How China Sees America's Moves in Asia: Worse Than Containment

"For American strategists, the realization that rivalry discourse has become conventional wisdom and even modish in China may prompt some due self-reflection." 

Editor’s Note: The following is part three of a new occasional series named “Dragon Eye” which seeks insight and analysis from Chinese writings on world affairs. Part one of the series, “What Does China Really Think About the Ukraine Crisis?” can be found here. Part two of the series, “The World’s Most Dangerous Rivalry: China and Japan” can be found here.

As President Obama prepares to embark once more on a trip to the Middle Kingdom, it will be worthwhile to reflect on the condition of this all-important bilateral relationship. Specialists and senior diplomats are fond of discussing the tremendous breadth of U.S.-Chinese interactions, most of which are not in the military sphere and are generally positive. This is, needless to say, the most massive trading relationship on the globe, after all. Then, there are American NBA teams playing exhibition games in China and getting plenty of attention from an adoring Chinese fan base. Less glamorous, but likely of much greater significance is the very extensive set of scientific collaborations that has been initiated in the domain of green energy.

And yet, we should all be amply disturbed by the obviously unstable military competition now coming into full view in U.S.-Chinese relations. It’s all well and good to describe the relations as having cooperative and competitive dynamics—akin to a couple of scrappy boys on the playground, right? Wrong. As these two “chums” are playing the “game” of geopolitics, one of them could easily brandish a switch-blade with untold consequences for international security. As the Ukraine crisis starkly revealed earlier this year, international politics is not a playground.

Putting U.S.-Chinese relations on a stronger foundation—a conspicuous failure of the current administration’s foreign policy—will require a more thorough understanding of Chinese strategy and especially perceptions. This is not a matter of more dialogue, or of closely reading China’s defense white paper. Nor is the anodyne and ambiguous terminology employed by diplomats particularly helpful. Understanding the perceptions of Chinese national-security elites requires a frequent “look under the hood” of U.S.-Chinese relations.

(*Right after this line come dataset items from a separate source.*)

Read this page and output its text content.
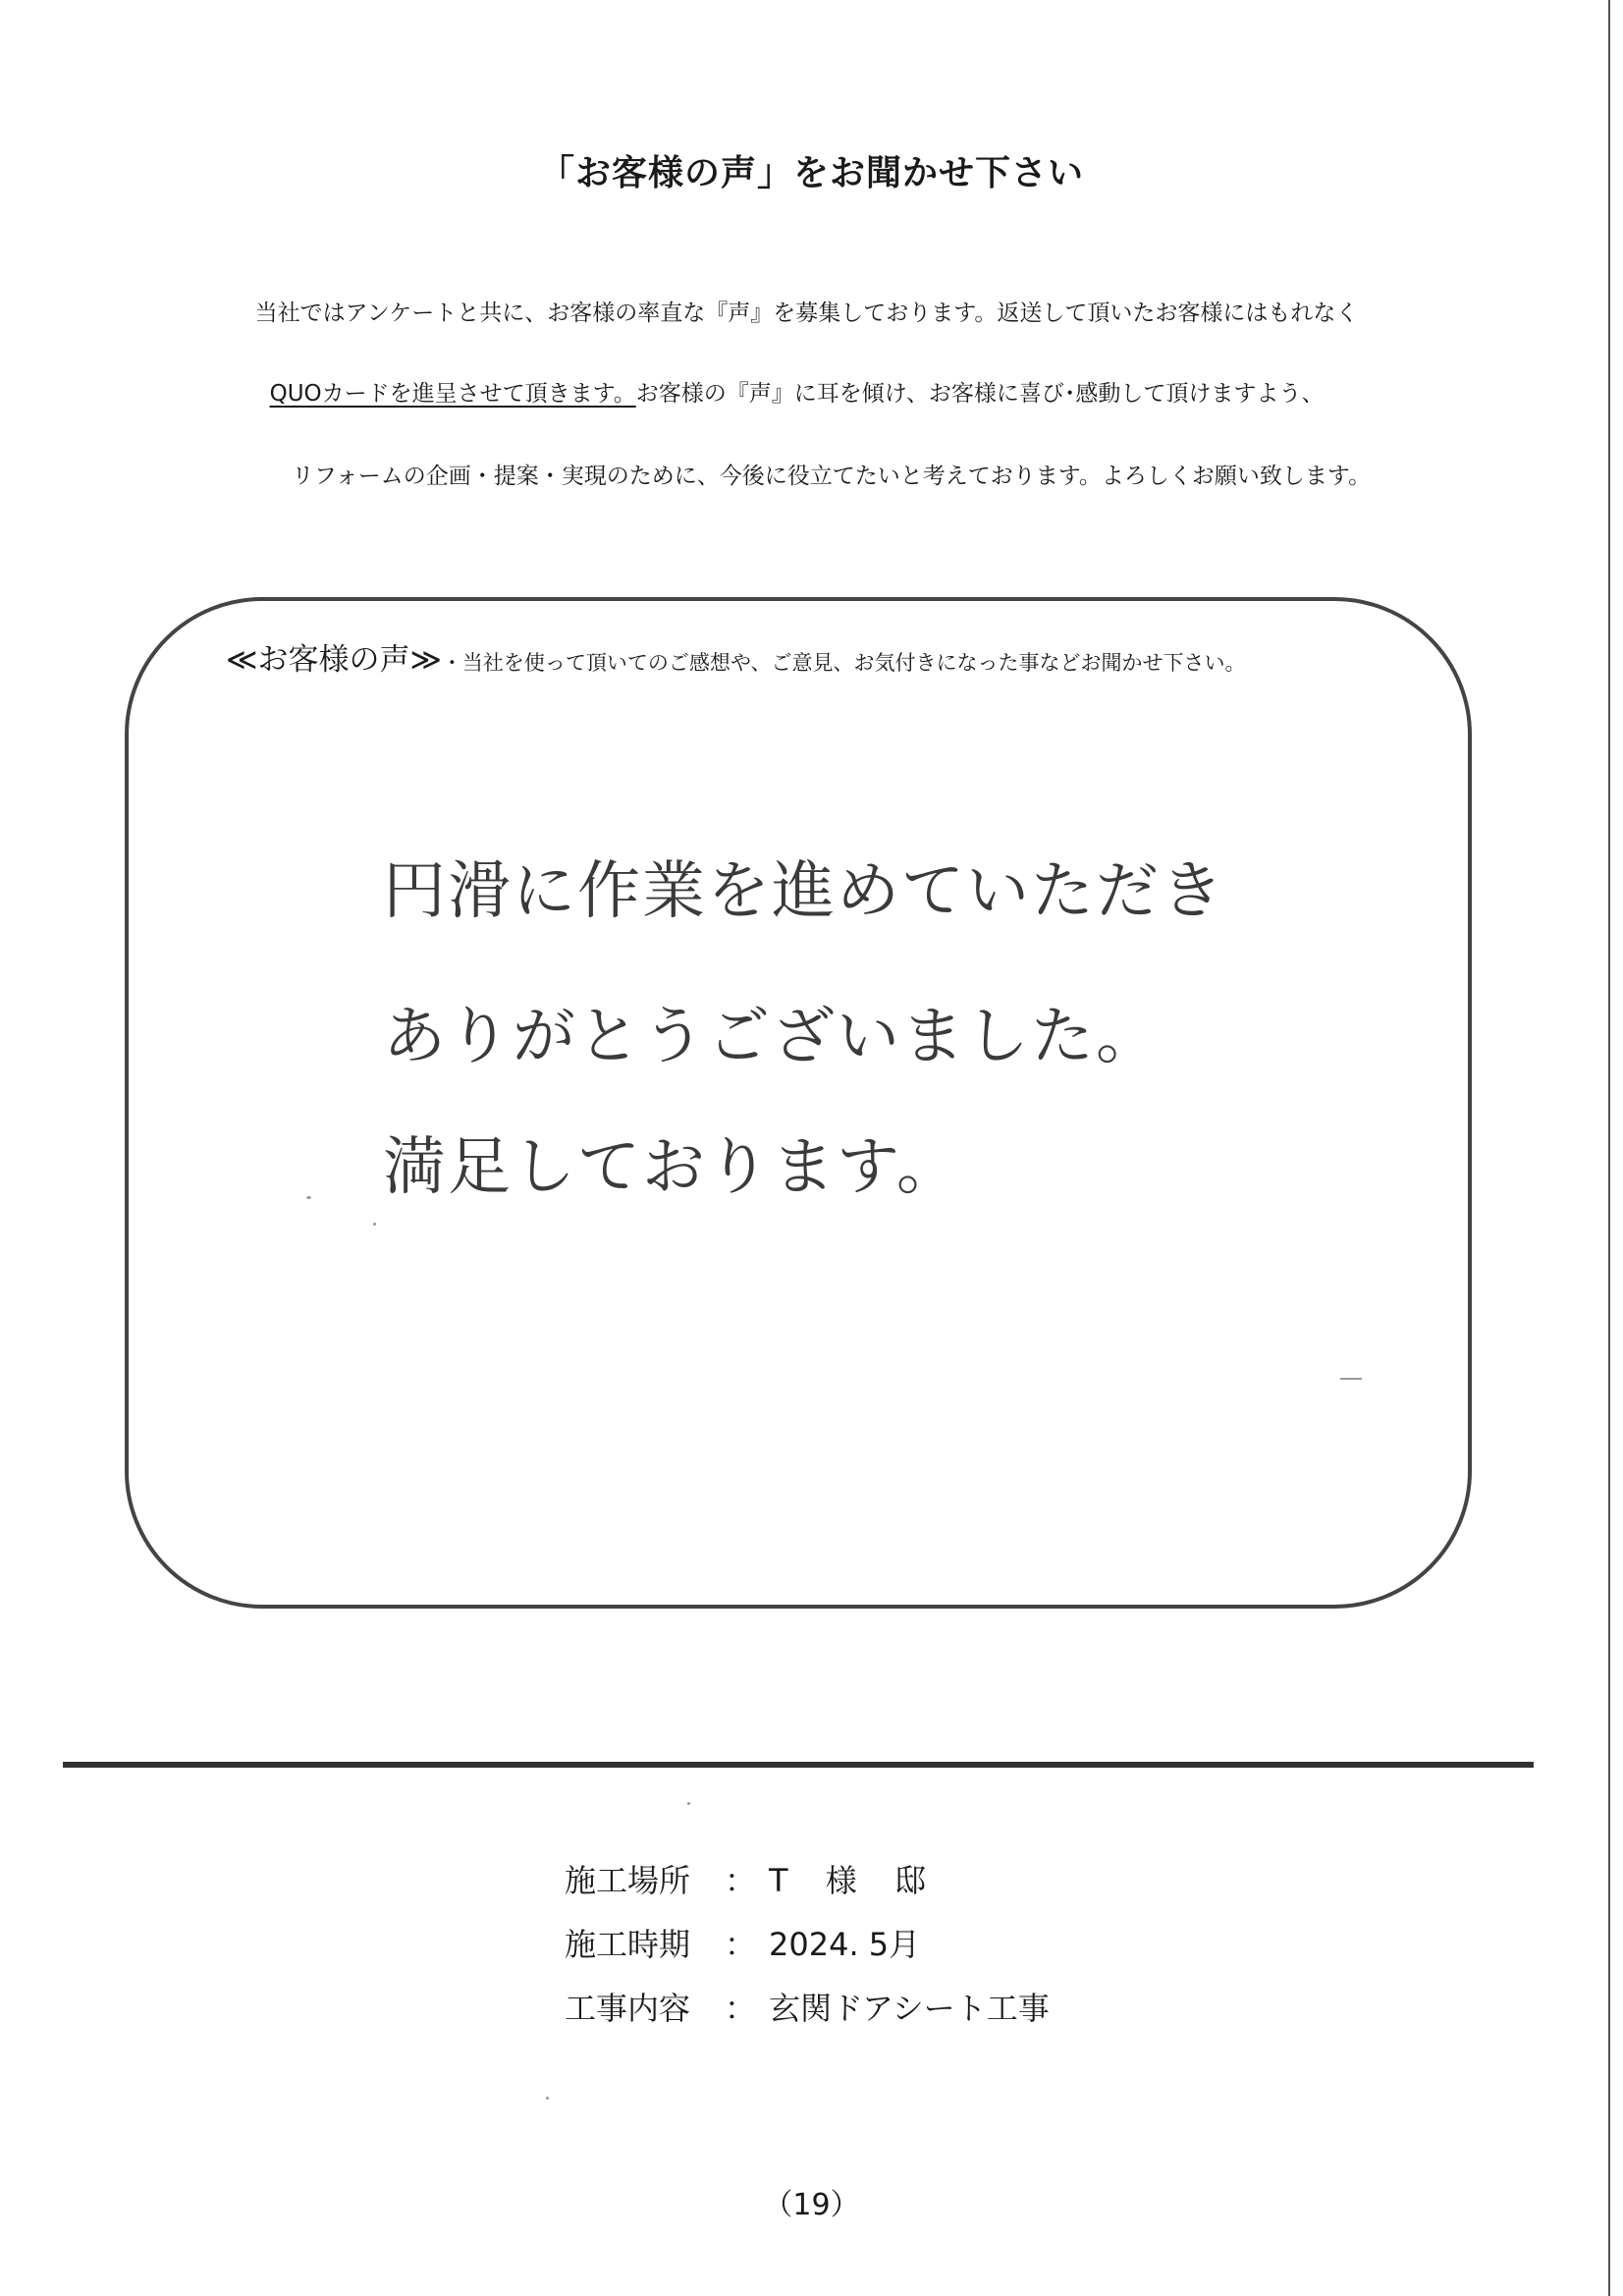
「お客様の声」をお聞かせ下さい
当社ではアンケートと共に、お客様の率直な『声』を募集しております。返送して頂いたお客様にはもれなく
QUOカードを進呈させて頂きます。お客様の『声』に耳を傾け、お客様に喜び･感動して頂けますよう、
リフォームの企画・提案・実現のために、今後に役立てたいと考えております。よろしくお願い致します。
≪お客様の声≫・当社を使って頂いてのご感想や、ご意見、お気付きになった事などお聞かせ下さい。
円滑に作業を進めていただき
ありがとうございました。
満足しております。
施工場所 ： T 様 邸
施工時期 ： 2024. 5月
工事内容 ： 玄関ドアシート工事
（19）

Here, a single, representative Chinese academic article is discussed in detail for its utility in gauging the state of contemporary U.S.-Chinese relations. The article entitled “On the U.S. Restriction of Chinese Sea Power in the Post-Cold War Era” was published as the lead article in the summer 2014 edition of the journal 东北亚论坛 [Northeast Asia Forum]. This is hardly China’s most significant foreign-policy publication, and its authors cannot be counted among Beijing’s foreign-policy elite.

And yet that may suggest its potential to cut through the cloud of opaque argumentation that often envelops the Chinese capital. Two of the three writers are from prominent military academies (army and air force), while the third is a researcher at the prestigious Zhejiang University. As the lead article in the journal, it must be assumed that the editorial staff regarded the article as innovative and significant, suggesting even that these authors could be representative of China’s future national-security decision makers.

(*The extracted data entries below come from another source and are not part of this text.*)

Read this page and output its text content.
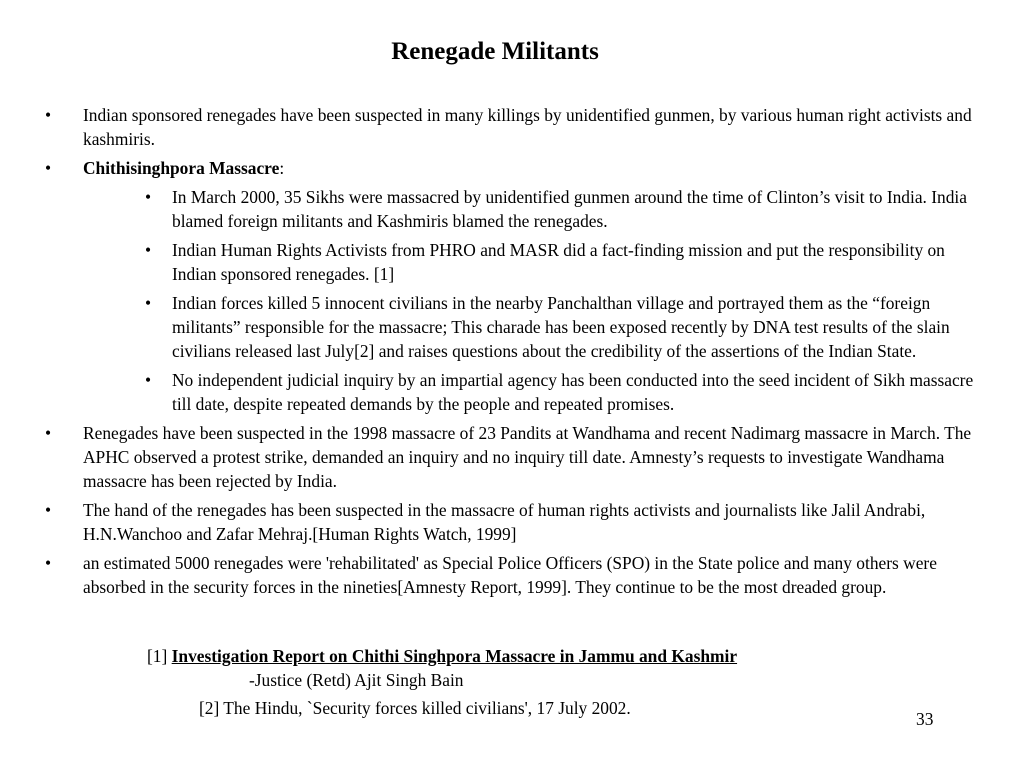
Renegade Militants
• Indian sponsored renegades have been suspected in many killings by unidentified gunmen, by various human right activists and kashmiris.
• Chithisinghpora Massacre:
• In March 2000, 35 Sikhs were massacred by unidentified gunmen around the time of Clinton’s visit to India. India blamed foreign militants and Kashmiris blamed the renegades.
• Indian Human Rights Activists from PHRO and MASR did a fact-finding mission and put the responsibility on Indian sponsored renegades. [1]
• Indian forces killed 5 innocent civilians in the nearby Panchalthan village and portrayed them as the “foreign militants” responsible for the massacre; This charade has been exposed recently by DNA test results of the slain civilians released last July[2] and raises questions about the credibility of the assertions of the Indian State.
• No independent judicial inquiry by an impartial agency has been conducted into the seed incident of Sikh massacre till date, despite repeated demands by the people and repeated promises.
• Renegades have been suspected in the 1998 massacre of 23 Pandits at Wandhama and recent Nadimarg massacre in March. The APHC observed a protest strike, demanded an inquiry and no inquiry till date. Amnesty’s requests to investigate Wandhama massacre has been rejected by India.
• The hand of the renegades has been suspected in the massacre of human rights activists and journalists like Jalil Andrabi, H.N.Wanchoo and Zafar Mehraj.[Human Rights Watch, 1999]
• an estimated 5000 renegades were 'rehabilitated' as Special Police Officers (SPO) in the State police and many others were absorbed in the security forces in the nineties[Amnesty Report, 1999]. They continue to be the most dreaded group.
[1] Investigation Report on Chithi Singhpora Massacre in Jammu and Kashmir
-Justice (Retd) Ajit Singh Bain
[2] The Hindu, `Security forces killed civilians', 17 July 2002.
33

The authors argue that the United States has become the most significant factor restricting the further development of Chinese sea power. They explain that sea power is at the core of American grand strategy and that China’s rapid rise is perceived in Washington to threaten the U.S. position of hegemonic leadership in the Western Pacific. These perceptions have given rise to “doubts and wariness” regarding China’s naval development.    

For these authors, China does not just confront “遏制” [containment] by the United States, but something perhaps even more bellicose: “围堵”[a condition of being under siege] or even “掣肘”[a condition of being held by the elbows]. For the purpose of restricting Chinese naval power in the eastern, southern and western flanks, Washington is said to be constructing a “超长防线”[super long line of defense] that stretches from the Aleutian Islands to the Persian Gulf.

As noted above, this analysis puts a focus on three different vectors of U.S. activity. In the South China Sea, it is observed that over the last few years, the United States has begun to “directly contain” Chinese sea-power development. In that regard, the recent deployment of the new littoral combat ship (LCS) to Singapore is seen as deliberately aimed at countering China. These analysts outline the importance of Washington’s so-called “双锚”[dual anchor] strategy that seeks to facilitate enhanced military cooperation between Australia and Japan. Another vector of U.S. strategy, according to this analysis, concerns Taiwan. The island is said to form a critical strategic linkage to the South China Sea and its role in U.S. strategy is said to be increasing.